We report on the synthesis and crystallization behavior of poly(propylene oxide) (PPO) with tunable molar masses and defined stereoconfiguration (PPO-R and PPO-S), obtained through controlled oxyanionic ring-opening polymerization using hexaethylene glycol (EG6) as the initiator, with an equimolar mixture of potassium acetate (KOAc) and 18-crown-6 ether (18C6). This method provides access to well-defined enantiopure PPO samples across a broad range of number-average molecular weights (Mn), allowing for the independent evaluation of how molecular weight and stereoconfiguration influence crystallization. Morphology, thermal transitions, structural features, and crystallization kinetics were analyzed using Polarized Light Optical Microscopy (PLOM), Differential Scanning Calorimetry (DSC), in situ Wide- and Small-angle X-ray Scattering (WAXS/SAXS), and, for the first time in PPO, thermal fractionation via Successive Self-nucleation and Annealing (SSA). Both PPO-R and PPO-S display increasing thermal transitions with Mn, eventually reaching a plateau. Although they crystallize into identical orthorhombic unit cells, the two enantiomers show small yet consistent and reproducible kinetic differences across all techniques used: PPO-R crystallizes faster at low Mn, while PPO-S does so at high Mn. This crossover, related to a specific Mn value, though unexpected for two enantiomeric polymers forming identical lattices, was consistently observed by different experimental techniques across nucleation, spherulitic growth, overall crystallization rate, and SSA fractionation. This confirms the effect is real and experimentally reliable. We provide a mechanistic interpretation suggesting that stereoconfiguration could be influencing melt dynamics, likely through subtle differences in chain diffusion and entanglement onset. Racemic PPO-R:S blends were prepared at both low and high Mn.
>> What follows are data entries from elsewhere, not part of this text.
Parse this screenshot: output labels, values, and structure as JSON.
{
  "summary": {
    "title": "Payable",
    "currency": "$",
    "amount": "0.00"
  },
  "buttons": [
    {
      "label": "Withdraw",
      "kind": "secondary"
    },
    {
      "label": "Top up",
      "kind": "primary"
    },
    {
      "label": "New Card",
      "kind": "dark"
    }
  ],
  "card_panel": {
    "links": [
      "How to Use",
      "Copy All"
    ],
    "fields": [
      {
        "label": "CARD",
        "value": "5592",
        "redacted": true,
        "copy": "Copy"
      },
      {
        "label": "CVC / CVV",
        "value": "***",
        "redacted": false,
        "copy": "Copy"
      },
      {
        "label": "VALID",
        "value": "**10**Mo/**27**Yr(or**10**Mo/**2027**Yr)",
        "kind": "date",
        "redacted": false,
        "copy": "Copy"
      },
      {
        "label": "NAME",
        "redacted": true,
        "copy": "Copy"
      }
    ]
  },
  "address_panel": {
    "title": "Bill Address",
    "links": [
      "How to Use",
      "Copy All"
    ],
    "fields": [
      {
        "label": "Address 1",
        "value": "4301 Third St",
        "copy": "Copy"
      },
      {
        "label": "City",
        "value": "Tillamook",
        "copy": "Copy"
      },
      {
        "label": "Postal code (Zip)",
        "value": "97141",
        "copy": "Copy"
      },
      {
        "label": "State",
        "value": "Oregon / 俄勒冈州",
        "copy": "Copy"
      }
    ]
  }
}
No stereocomplexation was observed; however, these blends exhibited lower melting transitions and slower crystallization kinetics than the enantiopure samples, possibly due to packing frustration between chains of opposite helicities. Overall, molecular weight and stereoconfiguration are effective parameters for tuning PPO crystallization kinetics, thereby enabling PPO-based blends and copolymers with controlled crystallization rates and expanded processability in biodegradable polymer systems.